Just did this hike today…..great little workout as I needed just a quick 5 miler…. I am sure we missed a few turns but thankfully I had downloaded the ALL Trails map and we got back fine. Spotted a little fox as he was munching on what looked like a squirrel and came across a tarantula hawk. Lots of bugs out and the poison oak is rampant so be careful. All in all a great little jaunt and I would go back to do it again.
Nice! Very cool that you saw a fox on this hike!
Thanks for sharing! This seems like a great way to extend my Claremont Wilderness hikes beyond their typical 7 miles…
Thanks, Dan! This is a great addition to CHWP!
Omg. Headed out for an easy 5 miler…got totally lost after the gazebo. Ended up hiking about 10 miles. Ended up on the other side of the Equestrian center…on the wrong side of the reservoir..,took us forever to figure out how to get back to the car at the point. Fortunately the parking area wasn’t locked..at 8:30 pm….and we were able to drive out. My Fitbit tells me this 5 miler turned into about 12 miles all told.

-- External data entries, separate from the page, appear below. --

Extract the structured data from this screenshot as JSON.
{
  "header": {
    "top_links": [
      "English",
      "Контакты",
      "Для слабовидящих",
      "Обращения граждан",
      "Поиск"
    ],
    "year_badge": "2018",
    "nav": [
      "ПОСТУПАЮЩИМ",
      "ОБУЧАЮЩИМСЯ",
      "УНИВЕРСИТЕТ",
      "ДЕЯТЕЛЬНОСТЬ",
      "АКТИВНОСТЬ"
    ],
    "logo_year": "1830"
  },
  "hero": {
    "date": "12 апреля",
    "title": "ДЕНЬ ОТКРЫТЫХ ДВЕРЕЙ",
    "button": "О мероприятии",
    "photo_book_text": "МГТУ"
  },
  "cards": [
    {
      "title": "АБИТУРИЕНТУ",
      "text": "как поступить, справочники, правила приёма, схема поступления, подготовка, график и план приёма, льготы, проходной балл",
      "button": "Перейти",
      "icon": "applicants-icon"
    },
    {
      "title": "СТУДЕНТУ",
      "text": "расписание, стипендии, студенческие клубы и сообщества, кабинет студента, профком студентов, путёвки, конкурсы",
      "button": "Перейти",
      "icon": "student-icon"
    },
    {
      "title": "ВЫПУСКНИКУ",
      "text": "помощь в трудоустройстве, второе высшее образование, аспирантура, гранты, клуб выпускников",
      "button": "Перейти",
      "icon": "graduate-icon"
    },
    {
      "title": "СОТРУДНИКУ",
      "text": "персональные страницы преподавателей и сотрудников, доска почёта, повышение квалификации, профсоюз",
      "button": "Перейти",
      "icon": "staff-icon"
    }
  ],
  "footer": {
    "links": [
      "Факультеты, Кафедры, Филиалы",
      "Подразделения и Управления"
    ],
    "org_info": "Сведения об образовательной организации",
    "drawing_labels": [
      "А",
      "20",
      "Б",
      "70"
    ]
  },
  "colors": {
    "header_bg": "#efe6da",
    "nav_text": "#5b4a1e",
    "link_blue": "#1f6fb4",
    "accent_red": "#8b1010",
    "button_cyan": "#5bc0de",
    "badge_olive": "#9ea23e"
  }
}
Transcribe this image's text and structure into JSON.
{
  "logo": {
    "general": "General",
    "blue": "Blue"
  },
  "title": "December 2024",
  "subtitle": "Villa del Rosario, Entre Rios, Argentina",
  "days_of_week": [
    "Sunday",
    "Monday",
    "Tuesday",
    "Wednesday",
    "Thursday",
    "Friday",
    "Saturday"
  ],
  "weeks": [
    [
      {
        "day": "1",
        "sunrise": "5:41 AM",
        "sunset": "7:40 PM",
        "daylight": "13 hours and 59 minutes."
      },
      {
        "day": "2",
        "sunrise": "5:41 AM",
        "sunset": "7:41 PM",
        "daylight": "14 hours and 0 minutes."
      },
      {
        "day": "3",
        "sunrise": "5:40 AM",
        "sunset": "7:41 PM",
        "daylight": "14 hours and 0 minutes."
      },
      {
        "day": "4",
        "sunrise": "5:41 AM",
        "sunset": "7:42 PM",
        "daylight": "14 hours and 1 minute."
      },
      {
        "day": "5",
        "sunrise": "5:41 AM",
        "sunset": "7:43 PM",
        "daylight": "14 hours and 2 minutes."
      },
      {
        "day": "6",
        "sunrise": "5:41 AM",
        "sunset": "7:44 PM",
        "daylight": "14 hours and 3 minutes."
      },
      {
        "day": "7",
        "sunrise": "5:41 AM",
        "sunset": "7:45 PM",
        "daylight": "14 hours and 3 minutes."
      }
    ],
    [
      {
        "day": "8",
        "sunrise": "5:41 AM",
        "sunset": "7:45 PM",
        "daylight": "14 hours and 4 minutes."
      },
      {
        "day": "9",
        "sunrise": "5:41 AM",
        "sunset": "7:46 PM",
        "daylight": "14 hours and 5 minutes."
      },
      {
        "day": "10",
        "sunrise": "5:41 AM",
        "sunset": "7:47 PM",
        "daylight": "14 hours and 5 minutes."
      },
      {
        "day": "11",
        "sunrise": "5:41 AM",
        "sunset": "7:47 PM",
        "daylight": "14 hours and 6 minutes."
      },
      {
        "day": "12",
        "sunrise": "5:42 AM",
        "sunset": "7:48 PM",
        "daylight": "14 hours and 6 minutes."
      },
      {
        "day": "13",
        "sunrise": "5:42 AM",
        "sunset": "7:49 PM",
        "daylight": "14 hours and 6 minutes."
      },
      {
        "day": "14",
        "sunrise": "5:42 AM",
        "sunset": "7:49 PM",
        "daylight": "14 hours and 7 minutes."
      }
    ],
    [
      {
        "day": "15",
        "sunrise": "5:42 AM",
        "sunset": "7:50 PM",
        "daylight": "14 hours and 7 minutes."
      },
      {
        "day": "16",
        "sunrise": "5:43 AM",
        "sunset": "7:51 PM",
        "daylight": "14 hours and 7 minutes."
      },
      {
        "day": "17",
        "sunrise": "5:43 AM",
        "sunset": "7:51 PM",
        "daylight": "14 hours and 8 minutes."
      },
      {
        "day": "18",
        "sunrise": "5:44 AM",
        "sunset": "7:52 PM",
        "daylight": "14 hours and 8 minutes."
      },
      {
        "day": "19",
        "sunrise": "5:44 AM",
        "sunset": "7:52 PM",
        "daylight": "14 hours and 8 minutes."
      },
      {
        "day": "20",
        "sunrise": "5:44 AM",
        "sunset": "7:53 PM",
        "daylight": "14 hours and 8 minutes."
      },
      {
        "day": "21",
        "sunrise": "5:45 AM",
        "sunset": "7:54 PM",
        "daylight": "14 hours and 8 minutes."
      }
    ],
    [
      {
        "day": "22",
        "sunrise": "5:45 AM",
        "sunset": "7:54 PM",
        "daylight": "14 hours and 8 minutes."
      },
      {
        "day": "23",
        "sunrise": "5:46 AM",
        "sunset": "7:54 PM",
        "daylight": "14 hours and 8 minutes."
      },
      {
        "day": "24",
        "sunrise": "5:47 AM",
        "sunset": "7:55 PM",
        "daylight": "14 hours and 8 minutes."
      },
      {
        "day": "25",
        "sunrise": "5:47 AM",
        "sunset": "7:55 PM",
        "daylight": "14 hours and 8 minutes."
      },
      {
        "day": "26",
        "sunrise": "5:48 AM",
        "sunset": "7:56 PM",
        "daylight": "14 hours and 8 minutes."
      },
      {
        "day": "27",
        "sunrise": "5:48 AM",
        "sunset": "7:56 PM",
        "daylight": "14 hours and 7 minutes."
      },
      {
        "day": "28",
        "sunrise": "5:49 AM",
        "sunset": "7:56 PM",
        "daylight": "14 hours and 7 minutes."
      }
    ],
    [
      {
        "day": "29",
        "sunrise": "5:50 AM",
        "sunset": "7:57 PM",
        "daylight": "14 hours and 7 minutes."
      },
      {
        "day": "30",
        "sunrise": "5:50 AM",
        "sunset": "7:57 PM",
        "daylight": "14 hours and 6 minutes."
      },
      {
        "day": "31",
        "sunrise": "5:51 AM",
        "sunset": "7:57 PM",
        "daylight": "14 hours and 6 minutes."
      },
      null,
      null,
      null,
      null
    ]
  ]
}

My feet are tired. Just wore sneakers…expecting a little 5 miler. Word to the wise. The signs are NO HELP. It’s easy to get lost. FYI we are avid seasoned hikers…didn’t feel like it today.
It sounds like you passed up the turn for Marshall Canyon after the gazebo and continued on to Johnson Pasture. I’ve actually done that route on a trail run. Your fitbit is pretty accurate. I provide a map and GPX data for this reason. As you mentioned, signage is sparse, and it is very easy to take the wrong road. I’m glad you were able to make it back to your car!
Never done Marshall Canyon. I heard you can get lost. I will be taking your detailed instructions along. I love your blog. I have read several different hikes that you have posted. Thank you for posting all the hikes.
I always got lost until I found this website and his instructions, now it’s one of my favorite hikes!
I’m glad my posts helped!
It used to be easy to get lost. There are more signs in Marshall Canyon now. If you load the GPS track on your phone and follow the signs, you’ll be just fine.
Thanks for the detailed post about this hike! We used your information (and photos) to guide us today & they were very helpful. We were a bit confused after parking at “the point” as to where the trailhead was, but your info about staying on the dirt road with wood post fence helped us figure it out. The hike was beautiful! We saw two huge does as an added bonus. You didn’t mention the Antononovich memorial bench where the MC trail splits into Cobalt Canyon trail. I’m assuming you wrote the post before they put it there. It’s a good marker/place for people to decide whether to continue up into the Claremont wilderness park or take an alternative narrow path (marked Marshall Canyon) back down to where the trail begins. We loved that narrower downhill oak lined path & highly recommend it.
Thanks again for helping us discover this picturesque hike!
I’m glad you found this guide useful. It can be a challenge to find the correct path to the trailhead from the parking area. I need to go back and do this hike again to document the trail split near the Antonovich bench. Thanks for the reminder!